И это взгляд историка?! Понятное дело, было бы хорошо, если бы после такой ужасной войны булки сами бы сыпались с неба в рот счастливым и праздным рабочим и крестьянам, да только вряд ли бы удалось за столь краткий срок восстановить чудовищно разрушенную страну, не затянув пояса и не усилив эксплуатацию рабочего люда. Я напомню читателю, что карточная система времен войны, отмененная в СССР уже в декабре 1947 года, сохранялась в «победительнице» Великобритании на бензин до 1950 года, на сахар и сладости до 1953 года, а на мясо даже вплоть до июля 1954 года. Из послевоенной Англии люди массово эмигрировали в поисках лучшей жизни, а наш народ, терпя лишения, вытаскивал страну из пропасти. Не надо было, Сергей Михайлович?
* * *
Отдельно о послевоенных репрессиях. Что до военных специалистов, тут даже сравнения не может быть с чисткой 1937-1939 гг., не говоря уж об операции «Весна» 1931 года. А что до русской управленческой элиты, срезанной в рамках т.н. «Ленинградского дела» 1948-1950 гг., то полное раскрытие этого дела произошло лишь недавно в книгах В.Д. Кузнечевского, из которых следует, кстати, что аресты и судилища проводились с минимальной гласностью и общественного резонанса не имели, на настроении русского народа-победителя в целом не сказались. Никто, нигде и никогда не воспринимал эти полусекретные репрессии в их истинном смысле продолжения русского геноцида, никто до недавнего времени не вспоминал об их антирусской подоплеке. Спору нет, урон русской нации был нанесен страшный, и Сергеев прав, когда утверждает, вслед за Кузнечевским, что «был в зародыше уничтожен потенциальный политический субъект не декоративной только, а реальной, структурной “русификации” режима» (543). Но даже такой страшный вывод не дает оснований опорочивать Победу, говорить о ее «растоптании». Я говорю это от лица «детей Победы», сам будучи «сыном победителя». Эта Победа жила в нас и продолжает жить, и будет жить в поколениях русских людей, что бы кто ни писал на сей счет.
* * *
Несколько слов надо сказать о главе «Русская партия», посвященной сложившемуся в брежневскую эпоху феномену, уже достаточно хорошо описанному, известному, проанализированному. Но в своей повести Сергеев и тут сумел переставить некоторые акценты так, что с этим согласиться нельзя.

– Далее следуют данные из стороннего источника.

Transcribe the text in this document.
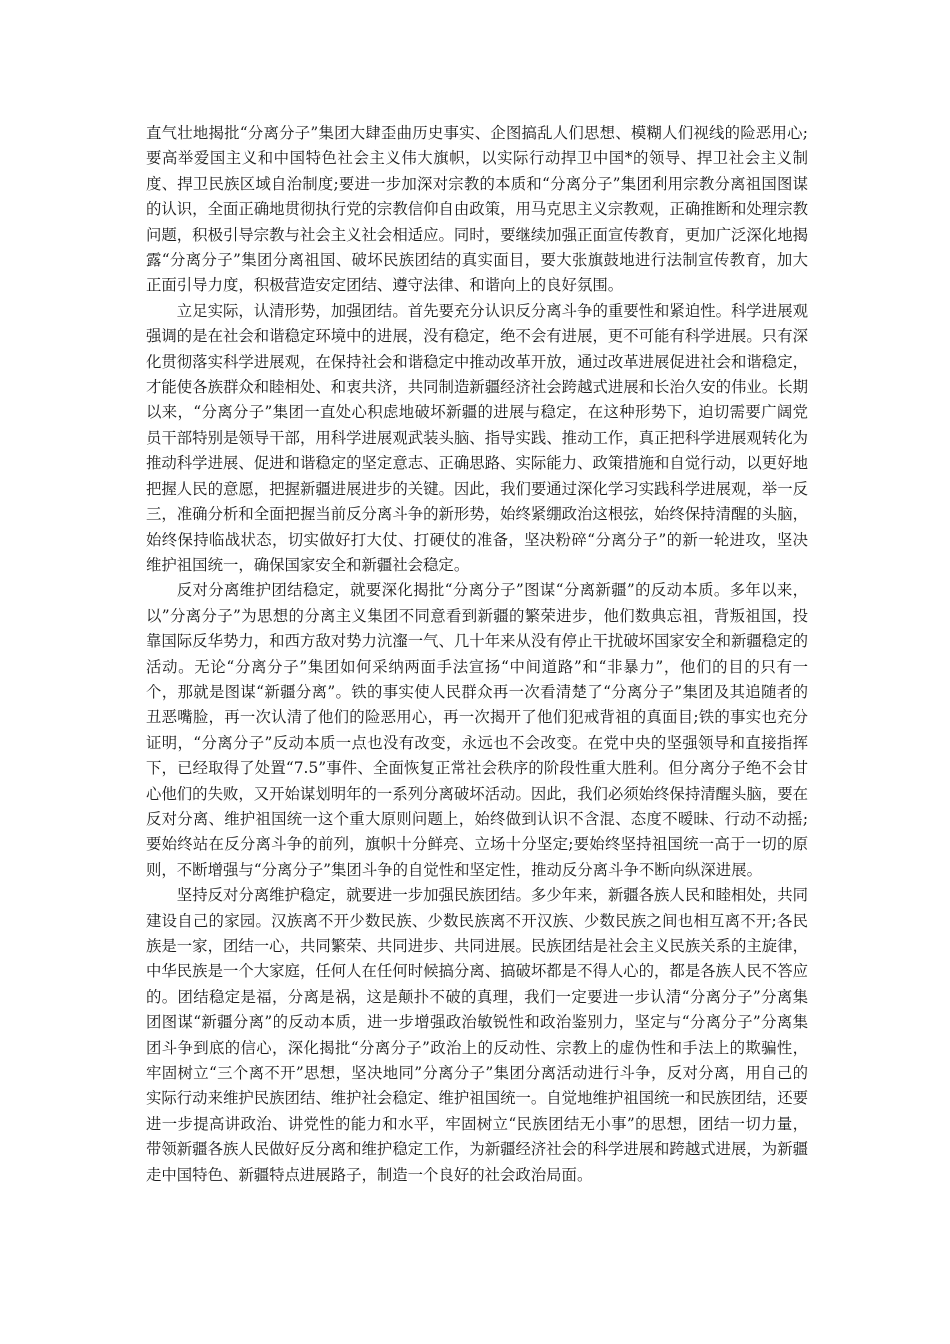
直气壮地揭批“分离分子”集团大肆歪曲历史事实、企图搞乱人们思想、模糊人们视线的险恶用心;要高举爱国主义和中国特色社会主义伟大旗帜，以实际行动捍卫中国*的领导、捍卫社会主义制度、捍卫民族区域自治制度;要进一步加深对宗教的本质和“分离分子”集团利用宗教分离祖国图谋的认识，全面正确地贯彻执行党的宗教信仰自由政策，用马克思主义宗教观，正确推断和处理宗教问题，积极引导宗教与社会主义社会相适应。同时，要继续加强正面宣传教育，更加广泛深化地揭露“分离分子”集团分离祖国、破坏民族团结的真实面目，要大张旗鼓地进行法制宣传教育，加大正面引导力度，积极营造安定团结、遵守法律、和谐向上的良好氛围。

立足实际，认清形势，加强团结。首先要充分认识反分离斗争的重要性和紧迫性。科学进展观强调的是在社会和谐稳定环境中的进展，没有稳定，绝不会有进展，更不可能有科学进展。只有深化贯彻落实科学进展观，在保持社会和谐稳定中推动改革开放，通过改革进展促进社会和谐稳定，才能使各族群众和睦相处、和衷共济，共同制造新疆经济社会跨越式进展和长治久安的伟业。长期以来，“分离分子”集团一直处心积虑地破坏新疆的进展与稳定，在这种形势下，迫切需要广阔党员干部特别是领导干部，用科学进展观武装头脑、指导实践、推动工作，真正把科学进展观转化为推动科学进展、促进和谐稳定的坚定意志、正确思路、实际能力、政策措施和自觉行动，以更好地把握人民的意愿，把握新疆进展进步的关键。因此，我们要通过深化学习实践科学进展观，举一反三，准确分析和全面把握当前反分离斗争的新形势，始终紧绷政治这根弦，始终保持清醒的头脑，始终保持临战状态，切实做好打大仗、打硬仗的准备，坚决粉碎“分离分子”的新一轮进攻，坚决维护祖国统一，确保国家安全和新疆社会稳定。

反对分离维护团结稳定，就要深化揭批“分离分子”图谋“分离新疆”的反动本质。多年以来，以”分离分子”为思想的分离主义集团不同意看到新疆的繁荣进步，他们数典忘祖，背叛祖国，投靠国际反华势力，和西方敌对势力沆瀣一气、几十年来从没有停止干扰破坏国家安全和新疆稳定的活动。无论“分离分子”集团如何采纳两面手法宣扬“中间道路”和“非暴力”，他们的目的只有一个，那就是图谋“新疆分离”。铁的事实使人民群众再一次看清楚了“分离分子”集团及其追随者的丑恶嘴脸，再一次认清了他们的险恶用心，再一次揭开了他们犯戒背祖的真面目;铁的事实也充分证明，“分离分子”反动本质一点也没有改变，永远也不会改变。在党中央的坚强领导和直接指挥下，已经取得了处置“7.5”事件、全面恢复正常社会秩序的阶段性重大胜利。但分离分子绝不会甘心他们的失败，又开始谋划明年的一系列分离破坏活动。因此，我们必须始终保持清醒头脑，要在反对分离、维护祖国统一这个重大原则问题上，始终做到认识不含混、态度不暧昧、行动不动摇;要始终站在反分离斗争的前列，旗帜十分鲜亮、立场十分坚定;要始终坚持祖国统一高于一切的原则，不断增强与“分离分子”集团斗争的自觉性和坚定性，推动反分离斗争不断向纵深进展。

坚持反对分离维护稳定，就要进一步加强民族团结。多少年来，新疆各族人民和睦相处，共同建设自己的家园。汉族离不开少数民族、少数民族离不开汉族、少数民族之间也相互离不开;各民族是一家，团结一心，共同繁荣、共同进步、共同进展。民族团结是社会主义民族关系的主旋律，中华民族是一个大家庭，任何人在任何时候搞分离、搞破坏都是不得人心的，都是各族人民不答应的。团结稳定是福，分离是祸，这是颠扑不破的真理，我们一定要进一步认清“分离分子”分离集团图谋“新疆分离”的反动本质，进一步增强政治敏锐性和政治鉴别力，坚定与“分离分子”分离集团斗争到底的信心，深化揭批“分离分子”政治上的反动性、宗教上的虚伪性和手法上的欺骗性，牢固树立“三个离不开”思想，坚决地同”分离分子”集团分离活动进行斗争，反对分离，用自己的实际行动来维护民族团结、维护社会稳定、维护祖国统一。自觉地维护祖国统一和民族团结，还要进一步提高讲政治、讲党性的能力和水平，牢固树立“民族团结无小事”的思想，团结一切力量，带领新疆各族人民做好反分离和维护稳定工作，为新疆经济社会的科学进展和跨越式进展，为新疆走中国特色、新疆特点进展路子，制造一个良好的社会政治局面。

Во-первых, он критикует: «Даже в “самиздатских” или дневниковых текстах “русистов” практически невозможно найти утверждения основоположности таких элементов национального государства, как политические права и частная собственность (максимум по последнему вопросу – призыв к допущению “сильных индивидуальных хозяйств” на селе в “Слове нации”). Зато там обильно представлены симпатии к “сильной централизованной власти” и достаточно примитивная антибуржуазная риторика» (548). Понятное дело, такой дискурс нашего поборника демократии устроить не может, и он противопоставляет «неправильной» позиции всей Русской партии «правильный» взгляд актера Буркова, изложенный им в личном дневнике. Понятное дело, все «русисты» шагали не в ногу, один Бурков молодец со своей сермяжной правдой! Такая упорная глухота к национальным русским архетипам, алгоритмам русской мысли, – удивляет нерадостно.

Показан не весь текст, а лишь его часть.